Geradezu skandalös mutet zudem die Vorgehensweise des Parlaments an. Mit breiter Mehrheit und hochtrabendem Konsenspathos (die CSV stimmte für eine entsprechende Motion) stellten die Abgeordneten der Exekutive beim Tripartite-Abkommen quasi einen Blankoscheck aus – wohlgemerkt ohne zu diesem Zeitpunkt die technischen Details und genauen Zahlen der zwischen der Regierung, den Arbeitgebern, der CGFP und dem LCGB verabredeten Maßnahmen zu kennen.

Nicht auszuschließen ist, dass die Sozialpartner sich bald schon wieder an einen Tisch setzen müssen, um über rote Linien, Überkompensierungen und womöglich noch historischere Maßnahmen zu verhandeln. »

Eine weitere Lehre dieser Tage ist demnach, dass man sich mittlerweile wohl an ungeahnte Krisenlagen, die schier unbegrenzten Ausmaße von deren Bewältigung und entsprechend dramatische politische Rhetorik gewöhnen muss. Luxemburg habe in der Pandemie bewiesen, dass es zu Solidarität mit jenen bereit ist, die hilfsbedürftig sind, sagte der Premier am Donnerstag im Parlament. Auch in dieser Krise habe die Solidarität ihren Preis, so Xavier Bettel weiter. Nur, dass « diese Krise » aus heutiger Sicht ähnlich unberechenbar scheint wie die – übrigens noch nicht wirklich gemeisterte – Herausforderung des Coronavirus.
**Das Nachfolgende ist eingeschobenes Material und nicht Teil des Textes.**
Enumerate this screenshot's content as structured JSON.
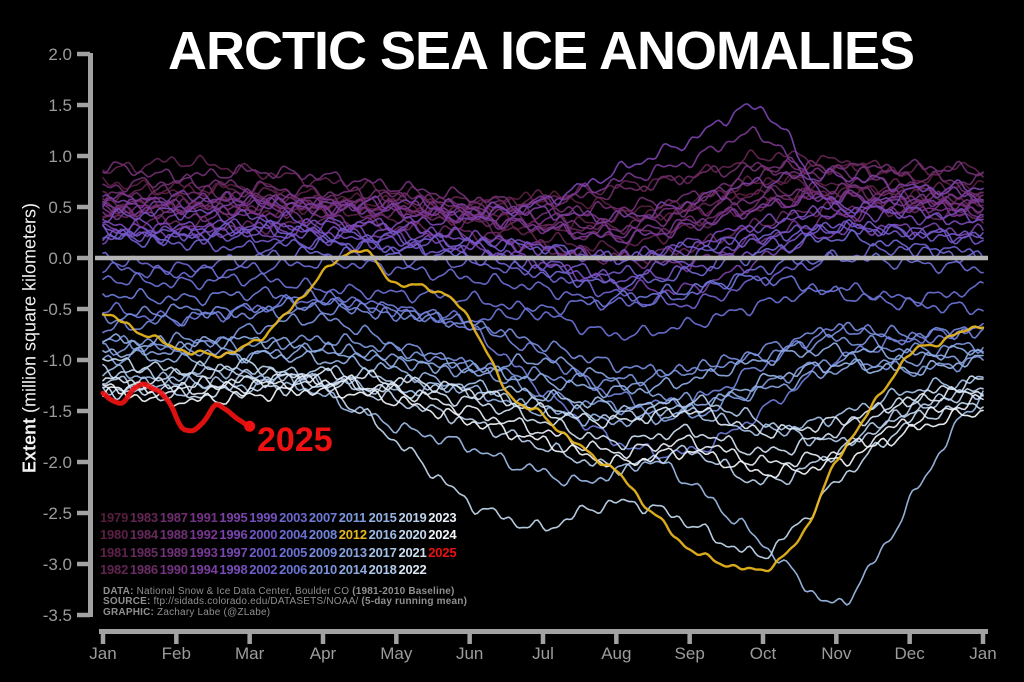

Der voraussichtliche Preis des « historischen Maßnahmenpakets » (Bettel) liegt übrigens bei rund 830 Millionen Euro. Fraglich ist aber nicht nur, ob die Summe vertretbar ist und die verschiedenen Maßnahmen so wirken, wie sich die Regierung es erhofft. Vielmehr ist völlig offen, wie lange sie ausreichen werden. Denn der Ukrainekrieg ist längst nicht vorbei und die weltwirtschaftlichen Folgen des Konflikts sind alles andere als absehbar. Nicht auszuschließen ist demnach, dass die Sozialpartner (inklusive des abtrünnigen OGBL) sich bald schon wieder an einen Tisch setzen müssen, um über rote Linien, Überkompensierungen und womöglich noch historischere Maßnahmen zu verhandeln.